Ele era matemático e dava aulas no Instituto Brasileiro de Matemática Pura; me apaixonei na segunda-feira de carnaval. Posso estar forçando a barra, mas olhando em retrospecto, é fácil ver a ligação da Teoria da Relatividade Geral, comprovada em Sobral, no Ceará, cidade natal dele, em 1919, com a nossa relação. Um grupo de cientistas verificou, durante o eclipse solar, que a trajerótica da luz acaba sendo distorcida pela imensa força de gravidade exercida por corpos maciços. Eu 'entortei' ao me aproximar dele e de sua grande massa intelectual: me movi para a sua sombra, por um período muito maior do que qualquer eclipse total: dois longos dias de verão.

Concluí cedo, observando os relacionamentos à minha volta, que encontrar um amor uno, não fragmentado numa paixão aqui, um afeto ali, era de probabilidade pequena.

Decidi pelo ovo pochê.

Ele mastigava salada de batatas e lia uma revista do IMPA: excelentes subterfúgios.
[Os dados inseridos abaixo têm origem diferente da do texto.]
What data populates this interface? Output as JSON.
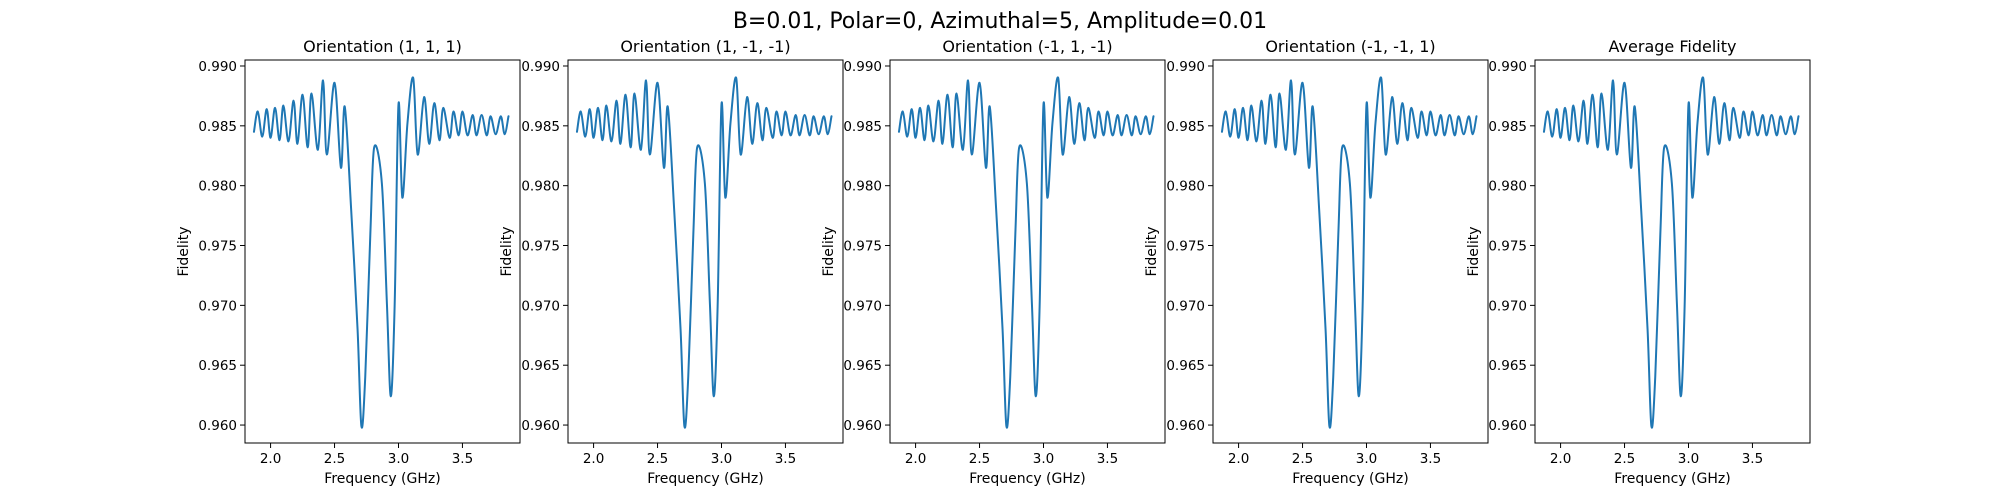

Não havia nada a dizer e, mesmo assim, ele disse, antes de engolir e fechar a revista, mas depois de olhar o relógio:

- Preciso ir.

O fim do amor em duas palavras.

Que o amor não é constante eu já sabia, quem não?, mas não antevi equação alternativa. A chance de encontra-lo (o amor) é de um em 285 mil, para qualquer indivíduo, usando a fórmula de Drake (que também serve para estimar a existência de vida extraterrestre). Eu teria mais sorte em outro planeta.

A falta de Gestalt tem seus prós: permite rápidas reconfigurações e instantâneas adaptações ao que é dado. Nossa troca havia se encerrado. Ele agora era presente ex e faria um dia parte do conjunto dos antigos amores dos quais só se tem vaga memória de partes do corpo.

Foi aí que a porta do elevador se abriu. Era L.Z.